Una hija algo mayor, con pinta de adolescente, tata de secar sus lágrimas mientras grita a la multitud: “¡Largo! ¡Fuera metiches! ¡Qué les importa!”.

Nadie le hace caso. Vaya, ni siquiera se enojan con ella. “Está nerviosa o histérica”, dice alguien con indiferencia hacia ella, pero no perdiendo detalle de la singular exhibición.

 

Los policías intentan dispersar a la masa sin mucho éxito. Son tantos los espectadores y tan pocos los agentes del orden, que apenas han logrado que algunos vecinos den dos pasos atrás cuando los de más allá se han colado un par de metros.

La gente protesta. ¡Qué falta de consideración! ¿Por qué empujan si todos queremos ver? No falta el cretino que invoca su derecho para ver, porque la calle es libre y, según él, paga sus impuestos.

Al fin llega la ambulancia y un carro de bomberos. Todo mejora con los recién llegados. Hay más emoción.

¿Qué pasa? ¿Por qué no se acercan?

Vaya fastidio, es culpa de los autos estacionados fuera de sitio. Conductores que al mirar el tumulto, por morbosos se han detenido. ¡Entrometidos! ¡Inconscientes! Seguro que ni siquiera pertenecen al barrio. ¿Acaso no se dan cuenta de que echan a perder nuestro accidente?

Han pasado diez minutos y por fin se logró retirar a los estorbosos vehículos. Es fantástico, los paramédicos abren la portezuela trasera y sacan su equipo. Camilla, maletines y varios bultos. Es mejor que una película; se eriza el cabello.

Otra interrupción. Ahora resulta que los auxiliares médicos no pueden pasar ni subir la escalera. Piden a gritos que la gente se haga a un lado.
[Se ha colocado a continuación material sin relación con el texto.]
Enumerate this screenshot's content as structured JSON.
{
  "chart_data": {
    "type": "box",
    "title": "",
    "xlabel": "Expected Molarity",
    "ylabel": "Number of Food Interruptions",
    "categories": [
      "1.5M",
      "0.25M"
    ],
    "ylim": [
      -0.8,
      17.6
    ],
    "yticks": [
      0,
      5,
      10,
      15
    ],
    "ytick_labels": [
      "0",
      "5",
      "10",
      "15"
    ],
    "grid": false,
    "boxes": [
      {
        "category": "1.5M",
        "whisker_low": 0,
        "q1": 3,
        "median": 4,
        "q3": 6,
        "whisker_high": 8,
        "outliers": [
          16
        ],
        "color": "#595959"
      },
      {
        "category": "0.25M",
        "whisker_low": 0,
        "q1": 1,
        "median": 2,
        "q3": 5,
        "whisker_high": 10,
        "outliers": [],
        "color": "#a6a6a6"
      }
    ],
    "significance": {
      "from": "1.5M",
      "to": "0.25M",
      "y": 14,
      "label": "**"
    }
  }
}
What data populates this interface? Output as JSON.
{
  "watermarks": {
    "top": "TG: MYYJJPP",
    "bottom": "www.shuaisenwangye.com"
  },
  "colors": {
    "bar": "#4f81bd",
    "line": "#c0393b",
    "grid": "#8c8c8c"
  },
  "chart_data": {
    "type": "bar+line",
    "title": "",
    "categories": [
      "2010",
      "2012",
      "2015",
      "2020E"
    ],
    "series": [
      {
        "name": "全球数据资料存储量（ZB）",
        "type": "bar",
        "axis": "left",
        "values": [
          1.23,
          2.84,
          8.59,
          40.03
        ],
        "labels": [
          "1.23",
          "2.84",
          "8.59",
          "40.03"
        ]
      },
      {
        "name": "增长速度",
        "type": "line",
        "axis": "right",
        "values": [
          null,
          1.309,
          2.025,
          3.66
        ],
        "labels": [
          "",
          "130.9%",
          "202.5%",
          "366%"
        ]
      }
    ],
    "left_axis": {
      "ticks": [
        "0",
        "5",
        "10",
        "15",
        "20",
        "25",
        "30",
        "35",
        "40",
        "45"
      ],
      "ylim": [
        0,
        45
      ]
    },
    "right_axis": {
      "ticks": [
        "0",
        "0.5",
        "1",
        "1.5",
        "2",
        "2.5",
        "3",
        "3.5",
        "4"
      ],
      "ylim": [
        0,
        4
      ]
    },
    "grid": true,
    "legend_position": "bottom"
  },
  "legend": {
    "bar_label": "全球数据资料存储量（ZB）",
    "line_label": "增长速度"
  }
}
¡Bah! Pues que se quiten otros, porque si uno lo hace, quedará sin un buen lugar para observar. Más minutos perdidos y la gente cuestiona en su fuero interno: “Bueno, ¿no piensan moverse? ¡Qué falta de civismo y de espíritu de cooperación!”

Al fin pasaron luego de varios golpes y hasta la caída de uno de los socorristas, cuyo pie se atoró en el mar de entrometidas piernas. Hay crítica. La gente está molesta porque se ha hecho tarde y el actuar de los camilleros es muy lento. “Parecen aficionados, han tardado una eternidad para hacerse de un espacio para poderse colar”. ¿Cómo pretenden salvar a alguien si no actúan como en las series de la televisión?